I finished my shirt, put it on the grass, and picked up my riding breeches. As I searched the seams for lice, I gave the statue a wistful look. “But it is not Dorinda to whom I wish to address my attentions. Nor to you, mistress, begging your pardon. But rather another—a woman I have seen only twice.”

I looked up as a gust of wind rattled the autumn leaves over my head, and a golden whirlwind of leaves clattered through the grove. The tip of the slow-match flared brighter, then faded. I lifted my brows and looked at the goddess.

“Are you jealous, mistress?” I asked. “Do not fear; she is beyond my reach.

“Two days ago,” I continued, “I saw her walking on the sward, across the lake, while the camp was having its dinner. And last night, at twilight I saw her standing not fifty feet away, but I was being harangued by Sir Basil about some point of law, and could not get away. And again she stood looking at me, her green eyes gazing at me, and I felt that in her eyes I might be the only man in the world. . . .” My voice drifted away as I relived the memory. And then I shook myself, and laughed as I looked at the rose-pink goddess. “You laugh at me, mistress! And yet, and yet . . .” I touched myself just above the heart. “The gaze of those green eyes stirred me to my bones. A poet would compare her skin to ivory, and call her eyes ‘smaragds,’ I suppose, and then have to find a rhyme for the word!” I gave a bitter laugh. “And I—a prisoner, penniless, without smaragds or anything but the clothes on my back!” My tone turned wistful. “Yet I would dare, if I could.”

I had finished my task with the slow-match, ground the burnt end underfoot, and coiled the rest. I hastened to put on my clothes, and rubbed warmth into my arms and shoulders. “As your sole worshiper,” I told the statue, “may I beg a favor? Will you provide a little hot water tomorrow? My baths are too cold for the season.”

I offered the goddess a bow. “With your permission, I shall come again tomorrow to worship at your feet.” I threw the overcoat over my shoulder, and made my way into the grove, through a rain of slender golden leaves.
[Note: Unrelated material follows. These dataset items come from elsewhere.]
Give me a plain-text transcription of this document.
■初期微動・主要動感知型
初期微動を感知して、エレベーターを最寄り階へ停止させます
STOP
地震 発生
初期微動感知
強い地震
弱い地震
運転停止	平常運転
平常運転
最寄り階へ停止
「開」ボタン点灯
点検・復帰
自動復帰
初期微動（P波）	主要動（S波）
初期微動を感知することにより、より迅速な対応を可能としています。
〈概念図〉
I walked beside the stream, my eyes on the ground, my mind occupied by memories of the ghostly red-headed woman. And then, from somewhere above me, I heard a sonorous chord.

I looked up in deep surprise, and saw the mysterious woman above me, perched on a limb of one of the largest osiers, her feet dangling just above my head. She was dressed simply, in a deep blue velvet skirt, a blouse of the dark red called cramoisie, and a long woolen shawl of deep greens and blues draped over her head, one end stylishly thrown over her shoulder. She wore soft boots of dark suede. Behind her, the bright gold of the leaves shimmered and surged like a sun-struck sea. She held a mandola in her lap, and strummed more chords while her green eyes glittered with amusement.